Most visitors to Venice drift through the canals on gondolas taking selfies. But a group of researchers spent seven months puttering along pointing high-resolution multibeam echosounders into the waters instead. About 30 of them in all worked aboard the powerboat Litus, intent on mapping the Venice lagoon to gauge the effects of climate change on one of the world’s most improbable cities.
While what’s under those gray-green waters isn’t exactly surprising — boat parts, old tires and containers — scientists say the underwater elevation mapping (that’s “bathymetry,” for the technically minded) comes at a critical time.
The last 100 years have radically altered the shape and ecological makeup of the lagoon, researchers say: for starters, salt marsh areas shrunk by half and underlying sediment has radically shifted. The “floating city” already struggles to stay above water in the spring and summer floods and relative sea level rise is expected to increase their frequency.

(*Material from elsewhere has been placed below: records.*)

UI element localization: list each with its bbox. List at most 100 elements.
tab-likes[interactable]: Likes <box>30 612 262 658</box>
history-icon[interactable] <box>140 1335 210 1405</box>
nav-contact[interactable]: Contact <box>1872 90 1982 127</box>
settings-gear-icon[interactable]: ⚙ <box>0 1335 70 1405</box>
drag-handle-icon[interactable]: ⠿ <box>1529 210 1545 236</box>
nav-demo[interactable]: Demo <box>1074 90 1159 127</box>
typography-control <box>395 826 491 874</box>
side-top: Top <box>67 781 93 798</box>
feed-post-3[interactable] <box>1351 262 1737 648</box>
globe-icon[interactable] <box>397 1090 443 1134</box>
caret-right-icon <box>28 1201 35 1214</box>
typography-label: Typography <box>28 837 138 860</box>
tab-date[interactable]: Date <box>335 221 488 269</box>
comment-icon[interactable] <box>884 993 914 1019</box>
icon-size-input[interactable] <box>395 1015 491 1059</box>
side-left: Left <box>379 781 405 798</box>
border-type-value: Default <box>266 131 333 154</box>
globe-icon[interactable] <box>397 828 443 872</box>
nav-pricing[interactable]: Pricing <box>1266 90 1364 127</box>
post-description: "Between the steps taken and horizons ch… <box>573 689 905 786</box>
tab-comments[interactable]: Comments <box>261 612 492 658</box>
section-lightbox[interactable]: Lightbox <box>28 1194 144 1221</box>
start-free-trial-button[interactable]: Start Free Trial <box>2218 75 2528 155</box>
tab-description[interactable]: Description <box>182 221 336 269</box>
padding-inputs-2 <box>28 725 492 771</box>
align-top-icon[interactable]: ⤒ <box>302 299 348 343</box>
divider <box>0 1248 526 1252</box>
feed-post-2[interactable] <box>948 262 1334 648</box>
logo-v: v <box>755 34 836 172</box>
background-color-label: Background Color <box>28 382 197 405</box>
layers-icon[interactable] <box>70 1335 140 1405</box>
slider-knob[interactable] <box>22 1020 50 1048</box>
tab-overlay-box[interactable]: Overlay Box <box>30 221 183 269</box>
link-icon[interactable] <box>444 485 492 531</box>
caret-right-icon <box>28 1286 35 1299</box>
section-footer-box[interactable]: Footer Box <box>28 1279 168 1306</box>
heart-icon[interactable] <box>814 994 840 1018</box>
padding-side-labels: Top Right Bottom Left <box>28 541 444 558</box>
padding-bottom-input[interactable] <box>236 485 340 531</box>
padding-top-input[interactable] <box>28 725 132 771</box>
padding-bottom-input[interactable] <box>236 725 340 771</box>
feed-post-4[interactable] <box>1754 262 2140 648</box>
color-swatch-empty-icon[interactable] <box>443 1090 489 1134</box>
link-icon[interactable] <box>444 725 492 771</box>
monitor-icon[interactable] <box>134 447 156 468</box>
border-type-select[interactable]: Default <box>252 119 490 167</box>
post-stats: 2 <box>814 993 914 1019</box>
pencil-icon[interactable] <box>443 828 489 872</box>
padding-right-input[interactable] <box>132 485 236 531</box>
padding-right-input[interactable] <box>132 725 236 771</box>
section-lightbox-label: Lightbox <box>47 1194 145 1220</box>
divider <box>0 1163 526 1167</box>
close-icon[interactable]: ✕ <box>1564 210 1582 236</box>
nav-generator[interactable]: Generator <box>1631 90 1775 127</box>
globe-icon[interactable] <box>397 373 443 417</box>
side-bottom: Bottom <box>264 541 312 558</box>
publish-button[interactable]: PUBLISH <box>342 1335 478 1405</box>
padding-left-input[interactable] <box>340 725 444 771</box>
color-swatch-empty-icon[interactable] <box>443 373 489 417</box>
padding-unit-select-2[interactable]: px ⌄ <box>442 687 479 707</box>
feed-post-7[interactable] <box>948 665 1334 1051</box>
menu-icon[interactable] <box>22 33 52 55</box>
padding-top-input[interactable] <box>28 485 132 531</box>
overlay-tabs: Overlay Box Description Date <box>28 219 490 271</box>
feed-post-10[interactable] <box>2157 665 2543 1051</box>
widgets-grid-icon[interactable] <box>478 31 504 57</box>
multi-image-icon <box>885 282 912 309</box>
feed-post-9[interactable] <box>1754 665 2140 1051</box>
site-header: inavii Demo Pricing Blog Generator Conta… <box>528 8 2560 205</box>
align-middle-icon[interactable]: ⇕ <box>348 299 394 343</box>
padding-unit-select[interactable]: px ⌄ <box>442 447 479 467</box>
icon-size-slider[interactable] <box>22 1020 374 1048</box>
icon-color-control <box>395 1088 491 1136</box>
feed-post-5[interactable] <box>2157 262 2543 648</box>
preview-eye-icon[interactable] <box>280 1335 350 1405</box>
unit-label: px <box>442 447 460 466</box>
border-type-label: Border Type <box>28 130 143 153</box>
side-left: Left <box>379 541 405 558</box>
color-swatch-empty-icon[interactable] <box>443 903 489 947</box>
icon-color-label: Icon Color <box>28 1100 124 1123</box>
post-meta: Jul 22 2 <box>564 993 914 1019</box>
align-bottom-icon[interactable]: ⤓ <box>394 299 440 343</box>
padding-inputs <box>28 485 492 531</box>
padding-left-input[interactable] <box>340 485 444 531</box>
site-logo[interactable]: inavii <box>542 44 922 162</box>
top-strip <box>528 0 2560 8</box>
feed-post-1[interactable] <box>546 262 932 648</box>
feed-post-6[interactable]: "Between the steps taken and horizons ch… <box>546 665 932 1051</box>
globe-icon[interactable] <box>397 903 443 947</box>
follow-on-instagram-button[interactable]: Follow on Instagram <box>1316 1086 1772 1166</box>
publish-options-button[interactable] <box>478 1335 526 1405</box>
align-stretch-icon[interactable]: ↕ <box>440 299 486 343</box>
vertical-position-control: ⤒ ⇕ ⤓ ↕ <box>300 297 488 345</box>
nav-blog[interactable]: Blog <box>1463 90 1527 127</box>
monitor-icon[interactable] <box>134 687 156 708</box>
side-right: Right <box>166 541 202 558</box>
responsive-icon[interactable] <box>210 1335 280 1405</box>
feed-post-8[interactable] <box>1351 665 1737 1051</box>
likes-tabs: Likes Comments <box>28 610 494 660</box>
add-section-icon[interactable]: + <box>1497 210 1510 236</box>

The Mose system, with its 78 mobile gates that can hold back almost 10 feet of water, construction launched in 2003 and is said to be near completion in 2018.
“Before the Mose system begins to function, it was important to have a full picture of the bathymetry and currents of the tidal channels and inlets, which are the most dynamic portion of the lagoon,” researchers say in a paper published in “Nature.” They caution that the relatively rapid erosive process could threaten the stability of the “hard structures” (read: priceless palazzos) in the near future and should certainly be periodically monitored.
If you want to dig into the datasets, the scientists from research groups (Ismar-Cnr and Iim) have CC-licensed and made them available online with the paper.
“The data also allows us to identify areas with large dunes at the bottom and adjacent erosion sites that document the most dynamic points in the deep lagoon, where it’s important to cyclically repeat these studies to quantify the movement of sediments,” head of the study Fantina Madricardo says in the press release (translation mine.)
Part of the reason these Venice maps look so trippy (or alarming?) is due to the city’s curious geography, perching atop 118 islands bridged by canals. On most bathymetric maps, deeper waters are represented by soothing darker shades (green, blue, violet) and warmer colors (red, orange, yellow) represent shallower waters. A bathymetric map of the San Francisco Bay by comparison looks, well, a lot more soothing despite its notorious currents.